I read an article this week about scientists discovering a new black hole the size of 17 billion suns. For perspective, 1.3 million earths fit inside of the sun. I tried to multiply 1.3 million by 17 billion and this is the number that came out: 2.21e+16.

I don’t even know what that means, and I simply can’t fathom the magnitude of that black hole. And there’s this idea that God not only created everything that is, but that God also sustains everything that is. What does that say about God? This week’s Psalms came at a perfect time for me, as I was spending time pondering the breadth of God.

I want to highlight one passage today.

Psalm 74

12 Yet God my King is from of old, working salvation in the midst of the earth. 13 You divided the sea by your might; you broke the heads of the sea monsters on the waters. 14 You crushed the heads of Leviathan; you gave him as food for the creatures of the wilderness. 15 You split open springs and brooks; you dried up ever-flowing streams. 16 Yours is the day, yours also the night; you have established the heavenly lights and the sun. 17 You have fixed all the boundaries of the earth; you have made summer and winter.
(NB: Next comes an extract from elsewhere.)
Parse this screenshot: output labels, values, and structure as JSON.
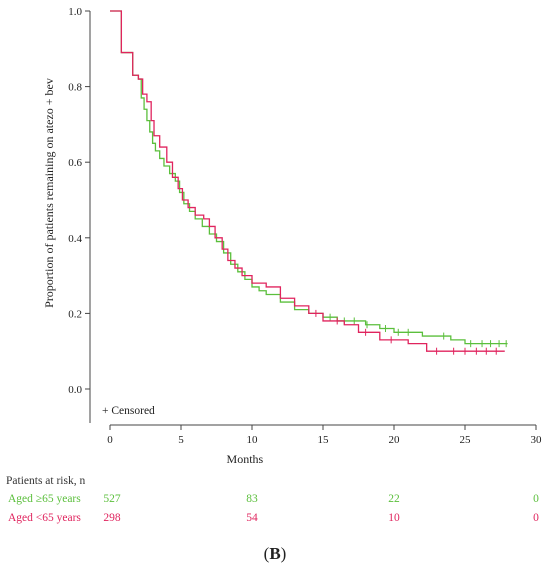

What beautiful, epic poetry. Take the time this morning to reflect on this scripture, breathe it in and let yourself sit in it.

Our God is old, timeless.

God works salvation (redemption, restoration, renewal) in the midst of the earth, in the middle of all the mess we’ve made.

God divided the sea and the earth and made it traversable for us. So that we wouldn’t be separated, but that we would know each other.

God has the final victory over the Leviathan*.

God unleashes and recedes springs and brooks, in God’s own timing.

God has authority, responsibility, and investment over every season of our life. Good or bad. Day or night.

God has set the boundaries for the earth and everything in it. For the renewing of all things, and the glory of God.

Our God is great. Great enough to hold the fabric of the cosmos together, and great enough to love us dearly and individually.

*The Leviathan is mentioned several times in the OT. It’s thought to be either a name for a mythological sea creature or large sea creatures that do exist (for example crocodiles or whales), or some mix in-between. Later on in church history the Leviathan was appropriated as an image for Satan, or the power of evil.